Tuesday, July 8, 2014

Fayette Historic Park 4th of July 2014

We celebrated America's Independence in the Upper Peninsula of Michigan. We crossed the 5 mile Mackinac Bridge and drove another two hours to Garden. We camped at the location on the lower left hand side, the little peninsula that almost touches the tan colored islands ( Wisconsin) 
Our destination was the Historic Fayette State Park. In the late 1800's this town was built around the iron smelting industry that lasted for almost 30 years. Now a "ghost" town and living museum you can walk through and get an insight on how the settlers lived and worked. 

A model of what the town looked like in 1867
The buildings had artifacts and gave information. One of the sheets listed wages $1.60 for a 12 hour day.

The kids playing on the stage in the music hall

We took a hike that has a scenic overview of the town. 

The Potrafka family, our camping buddies. Josh, Terrie, Aaron and Elaina

The view was stunning and the weather perfect

The furnace 

We took time to visit Kitch-iti-Kipi Michigan's largest natural freshwater spring. The girls are turing the wheel that controls the raft. 

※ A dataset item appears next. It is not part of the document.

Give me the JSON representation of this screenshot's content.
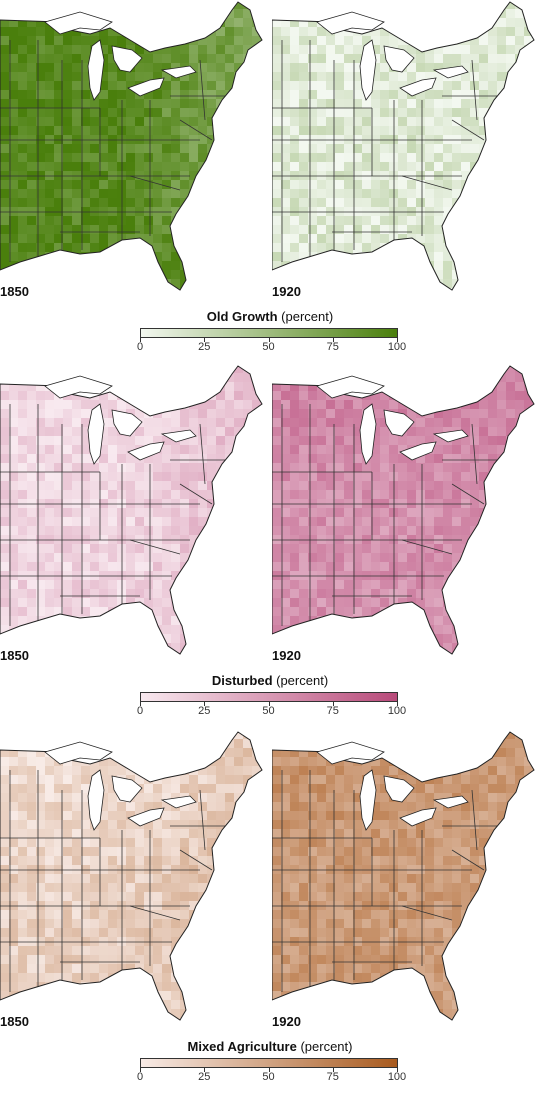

It is amazing because it is a clear view all the way to the bottom, 40 feet.  You can see trout swimming and the remains of some of the dead fish. Elliot noted he saw exploding sand. That is the force of 10,000 gallons of water flowing per minute.
The Indians called it Mirror of Heaven. 
We were able to do some fishing in Fayette. Jane was excited to catch a fish, although once she pulled it up she started screaming "it's going to touch me!"

We had a memorable 4th of July in the Upper Peninsula with friends. The natural beauty found in a Michigan Summer is a treasure in our own backyard.